Postby Allarel on March 29th, 2010, 10:07 pm

Season of Spring, Day 19, 510 AV

The season of renewal had come, and Zulrav’s breath was tickling the tender new growth in gentle, sinuous puffs as Endrykas hummed through the daily business of a cool, sunny spring afternoon. Endrykas possessed a peculiar music all its own, and this movement rang with the voices of its people—children at play, happily barking dogs, the women’s chatter and men’s rich laughter cut now and again by a sharp tone or the squeal and whinny of younglings cavorting through the surrounding herds. Their music folded into the strands of the web, an unseen skein that rolled out, forward, then gathered again in time with the rhythm of nature.

Allarel, too, lived as a part of it. She knew that to be true. Yet, in the months since the glassbeak had spoken she often felt out of step. Still familiar to others, but a stranger to herself. Thus she’d come to the pavilion of her childhood while she fought with the puzzle of her path.

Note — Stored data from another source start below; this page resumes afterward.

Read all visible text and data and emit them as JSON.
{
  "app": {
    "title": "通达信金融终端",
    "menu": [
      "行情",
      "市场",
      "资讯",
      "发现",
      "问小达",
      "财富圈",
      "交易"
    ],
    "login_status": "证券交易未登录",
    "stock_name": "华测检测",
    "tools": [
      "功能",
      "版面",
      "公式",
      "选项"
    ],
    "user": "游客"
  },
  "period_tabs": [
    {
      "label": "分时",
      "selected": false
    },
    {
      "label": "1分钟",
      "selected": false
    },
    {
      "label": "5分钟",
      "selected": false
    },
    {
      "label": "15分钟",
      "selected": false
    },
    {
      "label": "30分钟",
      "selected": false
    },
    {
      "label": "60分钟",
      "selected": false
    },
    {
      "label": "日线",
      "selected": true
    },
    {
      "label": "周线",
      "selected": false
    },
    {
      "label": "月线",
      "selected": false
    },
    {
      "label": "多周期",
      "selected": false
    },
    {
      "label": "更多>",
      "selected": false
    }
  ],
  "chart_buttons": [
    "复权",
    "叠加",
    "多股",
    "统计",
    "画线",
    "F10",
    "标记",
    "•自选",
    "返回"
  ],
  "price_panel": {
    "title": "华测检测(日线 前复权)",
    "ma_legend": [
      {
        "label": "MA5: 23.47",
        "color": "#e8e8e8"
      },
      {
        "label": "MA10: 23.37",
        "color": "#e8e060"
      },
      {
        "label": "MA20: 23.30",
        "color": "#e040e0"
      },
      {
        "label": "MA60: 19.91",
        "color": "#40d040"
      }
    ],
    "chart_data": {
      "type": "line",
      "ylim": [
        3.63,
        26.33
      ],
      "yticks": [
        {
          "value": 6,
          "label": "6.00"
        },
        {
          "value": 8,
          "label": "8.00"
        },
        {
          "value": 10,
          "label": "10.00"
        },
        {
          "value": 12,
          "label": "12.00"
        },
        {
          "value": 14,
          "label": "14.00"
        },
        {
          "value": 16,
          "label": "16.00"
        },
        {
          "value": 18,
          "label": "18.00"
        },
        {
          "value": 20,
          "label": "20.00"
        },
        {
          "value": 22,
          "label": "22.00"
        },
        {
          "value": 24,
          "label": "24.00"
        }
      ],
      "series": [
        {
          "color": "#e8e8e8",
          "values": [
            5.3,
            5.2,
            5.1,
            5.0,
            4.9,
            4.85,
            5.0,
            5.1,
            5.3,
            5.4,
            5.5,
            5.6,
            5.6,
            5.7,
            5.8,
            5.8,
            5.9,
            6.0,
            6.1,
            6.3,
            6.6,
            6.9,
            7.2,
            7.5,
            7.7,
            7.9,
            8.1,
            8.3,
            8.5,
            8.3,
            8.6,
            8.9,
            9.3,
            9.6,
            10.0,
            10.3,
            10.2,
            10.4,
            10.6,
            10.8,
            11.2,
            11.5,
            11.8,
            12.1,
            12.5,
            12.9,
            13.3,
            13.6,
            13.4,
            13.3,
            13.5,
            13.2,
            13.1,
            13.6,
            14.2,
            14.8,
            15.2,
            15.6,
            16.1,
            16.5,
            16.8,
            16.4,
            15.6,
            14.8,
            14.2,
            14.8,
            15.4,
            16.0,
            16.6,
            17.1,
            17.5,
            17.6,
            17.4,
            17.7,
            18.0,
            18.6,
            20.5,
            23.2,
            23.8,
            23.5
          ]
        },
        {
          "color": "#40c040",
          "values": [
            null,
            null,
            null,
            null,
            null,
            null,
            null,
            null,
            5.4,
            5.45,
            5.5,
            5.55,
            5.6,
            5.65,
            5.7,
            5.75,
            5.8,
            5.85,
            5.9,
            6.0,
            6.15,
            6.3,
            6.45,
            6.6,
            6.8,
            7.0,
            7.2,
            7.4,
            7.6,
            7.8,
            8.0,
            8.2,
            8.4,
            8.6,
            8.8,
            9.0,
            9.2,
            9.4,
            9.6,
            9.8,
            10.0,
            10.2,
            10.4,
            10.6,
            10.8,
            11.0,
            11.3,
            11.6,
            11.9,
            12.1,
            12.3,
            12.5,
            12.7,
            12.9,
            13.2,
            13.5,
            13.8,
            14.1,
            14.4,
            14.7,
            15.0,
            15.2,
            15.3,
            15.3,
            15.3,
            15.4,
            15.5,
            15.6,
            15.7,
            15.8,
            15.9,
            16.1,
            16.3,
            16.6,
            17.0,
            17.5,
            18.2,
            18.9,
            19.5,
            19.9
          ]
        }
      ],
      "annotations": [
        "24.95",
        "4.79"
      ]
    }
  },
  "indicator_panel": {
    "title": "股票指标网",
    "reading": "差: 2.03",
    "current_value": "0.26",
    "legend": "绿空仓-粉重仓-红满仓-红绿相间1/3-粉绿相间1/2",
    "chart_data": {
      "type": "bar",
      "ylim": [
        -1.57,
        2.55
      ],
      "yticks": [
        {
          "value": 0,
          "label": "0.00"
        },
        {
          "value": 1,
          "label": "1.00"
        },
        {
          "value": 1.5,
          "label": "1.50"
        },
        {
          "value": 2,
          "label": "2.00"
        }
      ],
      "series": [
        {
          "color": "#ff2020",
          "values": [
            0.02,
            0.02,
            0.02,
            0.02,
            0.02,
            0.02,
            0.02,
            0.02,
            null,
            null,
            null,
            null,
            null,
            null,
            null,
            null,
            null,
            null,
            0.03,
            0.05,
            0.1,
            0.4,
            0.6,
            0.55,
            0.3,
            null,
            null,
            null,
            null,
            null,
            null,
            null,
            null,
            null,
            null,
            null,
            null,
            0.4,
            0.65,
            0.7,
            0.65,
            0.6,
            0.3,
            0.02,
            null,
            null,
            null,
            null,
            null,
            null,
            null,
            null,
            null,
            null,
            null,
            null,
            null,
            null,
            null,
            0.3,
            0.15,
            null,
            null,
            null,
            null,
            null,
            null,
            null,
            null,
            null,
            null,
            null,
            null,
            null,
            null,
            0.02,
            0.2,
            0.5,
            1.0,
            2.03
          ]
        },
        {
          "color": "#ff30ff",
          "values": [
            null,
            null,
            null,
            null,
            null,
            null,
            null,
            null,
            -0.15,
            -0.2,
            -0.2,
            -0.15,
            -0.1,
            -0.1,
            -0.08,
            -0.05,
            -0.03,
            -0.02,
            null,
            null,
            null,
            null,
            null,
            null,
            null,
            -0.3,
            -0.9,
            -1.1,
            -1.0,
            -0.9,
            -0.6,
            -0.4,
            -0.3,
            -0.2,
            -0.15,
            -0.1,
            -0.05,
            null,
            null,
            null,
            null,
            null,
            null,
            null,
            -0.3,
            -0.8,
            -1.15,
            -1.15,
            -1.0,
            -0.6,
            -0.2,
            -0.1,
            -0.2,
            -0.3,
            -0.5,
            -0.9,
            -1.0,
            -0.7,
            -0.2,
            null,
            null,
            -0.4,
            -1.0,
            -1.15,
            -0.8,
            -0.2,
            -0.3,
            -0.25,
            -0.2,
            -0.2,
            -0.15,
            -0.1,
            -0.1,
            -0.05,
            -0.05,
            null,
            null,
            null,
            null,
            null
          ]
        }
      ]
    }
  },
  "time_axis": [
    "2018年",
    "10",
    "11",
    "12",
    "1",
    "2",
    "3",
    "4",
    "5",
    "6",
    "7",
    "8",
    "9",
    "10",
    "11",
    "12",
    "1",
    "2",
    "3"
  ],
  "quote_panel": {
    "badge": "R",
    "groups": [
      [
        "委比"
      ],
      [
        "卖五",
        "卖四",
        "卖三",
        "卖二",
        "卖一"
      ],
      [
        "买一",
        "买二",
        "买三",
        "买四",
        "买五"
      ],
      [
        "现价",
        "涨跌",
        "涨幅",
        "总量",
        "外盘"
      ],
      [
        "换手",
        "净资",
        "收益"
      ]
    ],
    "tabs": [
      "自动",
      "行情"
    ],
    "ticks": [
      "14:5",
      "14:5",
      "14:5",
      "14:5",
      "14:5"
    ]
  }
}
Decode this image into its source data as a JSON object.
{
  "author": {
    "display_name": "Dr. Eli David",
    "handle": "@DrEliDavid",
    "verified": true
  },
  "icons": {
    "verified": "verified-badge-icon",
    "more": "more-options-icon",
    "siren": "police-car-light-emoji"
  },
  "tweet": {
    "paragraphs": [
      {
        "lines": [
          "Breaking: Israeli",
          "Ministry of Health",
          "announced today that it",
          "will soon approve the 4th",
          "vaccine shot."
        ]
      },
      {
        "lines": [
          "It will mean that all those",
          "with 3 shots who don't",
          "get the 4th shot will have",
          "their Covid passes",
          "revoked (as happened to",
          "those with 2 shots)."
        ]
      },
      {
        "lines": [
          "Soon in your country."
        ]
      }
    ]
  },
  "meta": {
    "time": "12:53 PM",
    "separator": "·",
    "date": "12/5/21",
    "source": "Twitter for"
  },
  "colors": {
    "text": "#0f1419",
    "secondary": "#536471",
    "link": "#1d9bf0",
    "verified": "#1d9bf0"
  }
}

Merran was old now, his once raven-dark hair ravaged by gray, his profusion of black windmarks faded on sun browned flesh loosened by the ever-tugging jaws of age. Her adoptive Ankal had welcomed her, regardless. Two years were not yet passed since she left his hearth and went to become Bingen’s second wife. One year was not yet passed since Bingen’s death.

Seated cross-legged on a trampled clearing behind Merran’s pavilion, Allarel lifted an unfletched shaft in both hands, tilting it this way and that to double-check that the rod was straight, and that the grain ran true and evenly from nock to tip. A twist or angle all but damned the shaft to break upon impact. Satisfied with her inspection, she dipped one hand into the pot of linseed and commenced to massage the oil into the wood. It joined its brethren soon after upon the vertical wooden rack at her elbow. Tomorrow, the shafts would be dried and ready for fletching.

Tomorrow.

Allarel selected another rod of wood and examined it carefully. She could not see tomorrow. For all the months spent recuperating under the gentle ministrations of Rak’keli’s healers, some part of her felt broken. She sensed it when the thunderheads rolled in and a dampness of impending rain saturated the air, a dull ache and perceived weakness in sinews and bones that had been rent, cracked by the glassbeak’s powerful jaw.

She listened to Endrykas living around her while she continued her scrutiny of the shafts to be oiled, but as from a distance, as if the Sea were waves and the surf’s soft rush muffled her ears. Then the balance of the web shifted, ever so delicately, and Llyah was walking up behind her.

The other young woman hesitated some short distance from her foster-sister and watched her a few moments before she said, “Come inside, Alla. We’ve unwrapped the winter cheeses. I want you to try some.”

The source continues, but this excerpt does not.